Calcutta est aujourd'hui fière de son nouveau pont sur la Hooghly River et de son métro à air conditionné qui date déjà de plusieurs années mais qui ne suffit pas, loin de là, calmer les tensions sur les transports publics. A chaque station, on a inscrit des poèmes de l'illustre écrivain bengali Rabindranah Tagore, prix Nobel de Littérature en 1913 pour son œuvre Gitanjali. C'est le seul métro de toute l'Inde.
A Tagore House, on a conservé ses livres, ses objets, ses meubles. C'est un musée, une université, un centre dramatique, un institut d'art, de musique et de danse.

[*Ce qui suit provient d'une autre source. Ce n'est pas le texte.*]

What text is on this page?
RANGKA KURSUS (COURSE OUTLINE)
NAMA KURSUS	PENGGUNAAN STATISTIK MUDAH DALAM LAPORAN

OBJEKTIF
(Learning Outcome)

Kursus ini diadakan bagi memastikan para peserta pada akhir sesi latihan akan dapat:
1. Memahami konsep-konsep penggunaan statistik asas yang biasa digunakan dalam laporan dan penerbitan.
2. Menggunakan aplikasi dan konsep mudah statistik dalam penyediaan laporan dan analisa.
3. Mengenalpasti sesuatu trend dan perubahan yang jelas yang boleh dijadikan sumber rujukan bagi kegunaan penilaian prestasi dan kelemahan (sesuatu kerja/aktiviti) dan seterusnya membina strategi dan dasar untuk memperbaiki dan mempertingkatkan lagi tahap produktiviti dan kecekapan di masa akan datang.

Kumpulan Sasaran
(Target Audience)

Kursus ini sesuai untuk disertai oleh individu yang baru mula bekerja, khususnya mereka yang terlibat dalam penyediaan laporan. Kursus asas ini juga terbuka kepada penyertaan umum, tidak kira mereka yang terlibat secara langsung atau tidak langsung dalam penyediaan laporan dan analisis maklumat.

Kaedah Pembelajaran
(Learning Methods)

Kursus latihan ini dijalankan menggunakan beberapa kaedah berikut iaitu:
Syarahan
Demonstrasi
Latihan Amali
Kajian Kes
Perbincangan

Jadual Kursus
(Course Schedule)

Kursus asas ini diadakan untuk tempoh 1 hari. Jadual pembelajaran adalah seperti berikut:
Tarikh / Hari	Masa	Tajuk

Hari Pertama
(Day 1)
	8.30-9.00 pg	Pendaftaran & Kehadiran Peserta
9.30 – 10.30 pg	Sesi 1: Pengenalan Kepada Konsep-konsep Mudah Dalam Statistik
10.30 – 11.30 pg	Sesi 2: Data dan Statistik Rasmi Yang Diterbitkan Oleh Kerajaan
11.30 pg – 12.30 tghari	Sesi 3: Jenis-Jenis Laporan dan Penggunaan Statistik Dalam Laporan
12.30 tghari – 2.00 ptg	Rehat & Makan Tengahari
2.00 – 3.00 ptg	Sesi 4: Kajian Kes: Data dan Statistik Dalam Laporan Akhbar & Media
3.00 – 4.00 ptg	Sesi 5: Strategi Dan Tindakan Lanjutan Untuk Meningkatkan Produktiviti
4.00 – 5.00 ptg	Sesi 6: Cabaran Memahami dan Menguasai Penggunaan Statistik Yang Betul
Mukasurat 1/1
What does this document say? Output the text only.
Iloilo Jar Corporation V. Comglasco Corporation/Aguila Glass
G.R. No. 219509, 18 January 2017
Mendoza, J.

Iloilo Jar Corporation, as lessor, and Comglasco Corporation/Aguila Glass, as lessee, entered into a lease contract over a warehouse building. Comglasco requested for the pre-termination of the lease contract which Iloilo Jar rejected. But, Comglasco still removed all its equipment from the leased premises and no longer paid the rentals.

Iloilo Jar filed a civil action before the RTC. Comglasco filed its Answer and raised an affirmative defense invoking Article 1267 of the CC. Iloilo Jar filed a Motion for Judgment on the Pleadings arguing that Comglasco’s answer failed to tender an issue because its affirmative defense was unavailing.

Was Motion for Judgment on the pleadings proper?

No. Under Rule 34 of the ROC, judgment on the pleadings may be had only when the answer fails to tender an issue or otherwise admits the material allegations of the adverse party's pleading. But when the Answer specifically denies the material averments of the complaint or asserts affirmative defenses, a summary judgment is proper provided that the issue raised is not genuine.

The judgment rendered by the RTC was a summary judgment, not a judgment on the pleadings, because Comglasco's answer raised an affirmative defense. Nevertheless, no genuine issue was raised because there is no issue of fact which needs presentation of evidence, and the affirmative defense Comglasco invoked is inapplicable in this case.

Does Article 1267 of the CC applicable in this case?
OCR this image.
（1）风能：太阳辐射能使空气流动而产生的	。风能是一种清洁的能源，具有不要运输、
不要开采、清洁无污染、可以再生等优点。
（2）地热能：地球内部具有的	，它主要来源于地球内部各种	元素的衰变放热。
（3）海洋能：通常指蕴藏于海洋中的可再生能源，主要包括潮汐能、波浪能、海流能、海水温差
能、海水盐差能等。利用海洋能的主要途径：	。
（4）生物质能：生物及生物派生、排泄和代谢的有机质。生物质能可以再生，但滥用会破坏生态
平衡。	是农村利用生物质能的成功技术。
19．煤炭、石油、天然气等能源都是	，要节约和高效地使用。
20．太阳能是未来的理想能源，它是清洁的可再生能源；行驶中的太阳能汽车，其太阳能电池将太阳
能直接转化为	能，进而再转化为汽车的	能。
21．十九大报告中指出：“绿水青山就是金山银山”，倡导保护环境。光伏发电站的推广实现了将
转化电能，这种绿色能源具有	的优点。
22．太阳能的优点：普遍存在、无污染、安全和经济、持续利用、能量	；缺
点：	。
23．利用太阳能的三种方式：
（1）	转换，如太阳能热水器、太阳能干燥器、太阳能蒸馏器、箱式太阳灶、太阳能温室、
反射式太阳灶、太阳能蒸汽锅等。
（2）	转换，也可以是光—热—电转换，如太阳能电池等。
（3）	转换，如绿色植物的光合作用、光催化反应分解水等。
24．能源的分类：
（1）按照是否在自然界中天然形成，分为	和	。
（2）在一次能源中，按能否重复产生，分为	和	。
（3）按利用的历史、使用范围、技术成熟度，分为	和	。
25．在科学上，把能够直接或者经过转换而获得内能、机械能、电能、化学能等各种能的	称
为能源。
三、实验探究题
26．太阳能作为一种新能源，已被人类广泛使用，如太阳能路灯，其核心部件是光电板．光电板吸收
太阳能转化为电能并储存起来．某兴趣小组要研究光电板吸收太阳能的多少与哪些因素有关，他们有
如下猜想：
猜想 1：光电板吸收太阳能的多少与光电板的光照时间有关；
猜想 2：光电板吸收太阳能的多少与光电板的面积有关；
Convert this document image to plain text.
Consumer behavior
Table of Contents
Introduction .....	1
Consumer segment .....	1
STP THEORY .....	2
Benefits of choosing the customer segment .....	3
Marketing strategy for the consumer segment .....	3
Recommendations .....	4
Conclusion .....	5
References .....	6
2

Eldorado pour l'un, enfer pour l'autre, Calcutta valait bien ce détour. Quelques emplettes avant de repartir. Beaucoup de livres, la production nationale est florissante en Inde et les prix des livres sont très bas, des CD : Ragas du Pandit Hariprasad Chaurasia et de Ali Akhbar Khan. Et une dernière visite au restaurant de Park Street où tournent trois ventilateurs pour rendre hommage à un plat de "fish and curry", afin de chasser l'amertume du départ.